Dikutip dari buku "Bung Tomo : Hidup dan Mati Pengobar Semangat Tempur 10 November" dari Abdul Waid, pejuang bernama Gumbreg salah seorang anggota pasukan Barisan Berani Mati. Pemuda ini terpanggil untuk berjuang mempertahankan kemerdekaan dan tidak lagi bekerja sebagai pegawai bekas pelayan kantor dagang. Gumbreg masuk menjadi pasukan Barisan Berani Mati dan berlatih dengan giat, dia terkenal sebagai penembak jitu atau sniper.
Sosoknya menjadi penembak pesawat udara di daerah pertempuran Surabaya. Selama berkiprah di pasukan Barisan Berani Mati, Gumbreg telah berhasil menembak lebih dari 10 pesawat musuh dengan tembakan meriam. Bahkan dia rela tidak digaji menjadi pasukan Barisan Berani Mati karena memang seluruh anggota pasukan ini sama sekali tidak mengharapkan gaji, dan semata-mata memang ingin mengorbankan nyawanya demi kemerdekaan Indonesia.

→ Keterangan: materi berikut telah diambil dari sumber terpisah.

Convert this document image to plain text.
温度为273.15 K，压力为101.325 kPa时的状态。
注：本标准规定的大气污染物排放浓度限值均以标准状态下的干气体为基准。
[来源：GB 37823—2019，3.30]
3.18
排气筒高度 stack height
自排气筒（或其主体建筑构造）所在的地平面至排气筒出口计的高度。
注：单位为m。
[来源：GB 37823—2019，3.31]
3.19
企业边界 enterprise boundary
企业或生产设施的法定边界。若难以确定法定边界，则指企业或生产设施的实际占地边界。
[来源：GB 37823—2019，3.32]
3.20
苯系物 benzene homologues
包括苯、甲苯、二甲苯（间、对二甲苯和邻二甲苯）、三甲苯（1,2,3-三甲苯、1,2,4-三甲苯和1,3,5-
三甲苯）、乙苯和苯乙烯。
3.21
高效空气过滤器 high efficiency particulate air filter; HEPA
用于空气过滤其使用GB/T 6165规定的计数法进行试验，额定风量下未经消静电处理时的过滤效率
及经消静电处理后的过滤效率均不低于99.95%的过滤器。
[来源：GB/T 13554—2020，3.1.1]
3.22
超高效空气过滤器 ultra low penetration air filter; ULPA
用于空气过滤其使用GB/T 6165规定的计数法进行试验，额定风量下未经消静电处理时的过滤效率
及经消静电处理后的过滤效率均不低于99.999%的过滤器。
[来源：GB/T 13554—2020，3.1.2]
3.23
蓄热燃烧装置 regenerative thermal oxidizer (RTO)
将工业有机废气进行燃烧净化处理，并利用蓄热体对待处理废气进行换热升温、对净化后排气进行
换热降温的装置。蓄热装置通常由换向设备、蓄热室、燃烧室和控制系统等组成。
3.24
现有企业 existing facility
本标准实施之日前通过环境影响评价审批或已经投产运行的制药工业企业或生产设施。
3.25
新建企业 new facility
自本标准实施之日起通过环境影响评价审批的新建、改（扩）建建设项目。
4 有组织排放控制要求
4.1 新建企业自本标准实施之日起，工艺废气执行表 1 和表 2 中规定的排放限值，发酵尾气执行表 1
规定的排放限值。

Di laskar bentukan Bung Tomo ini, rupanya Gumbreg tidaklah sendiri. Ternyata terdapat puluhan penembak runduk hasil dididik tentara Jepang ikut bergabung. Ilmu tembak runduk yang mereka kenal dimulai dari para samurai Tenno Haika. Tugasnya membuat pertahanan dari serangan pasukan sekutu. Para penembak jitu ini bertengger di atas pohon atau gedung yang runtuh. Dengan modal senapan standar Arisaka tipe 30 atau 38 berkaliber peluru 6,5 mm, mereka menghabisi satu demi satu pasukan sekutu yang mendekat. Dengan sebutir peluru tepat di kepala atau bagian vital lainya. Begitu si perwira tewas, anak buahnya seketika akan mundur menyelamatkan diri. Atau menyerang membabi buta, lalu dibalas hanya satu peluru saja tepat kepala. Saat beraksi para penembak runduk ini dibekali senapan standar. Bagi yang dianggap tajam atau senior, mereka membawa senapan Arisaka tipe 97 juga hasil rampasan Jepang.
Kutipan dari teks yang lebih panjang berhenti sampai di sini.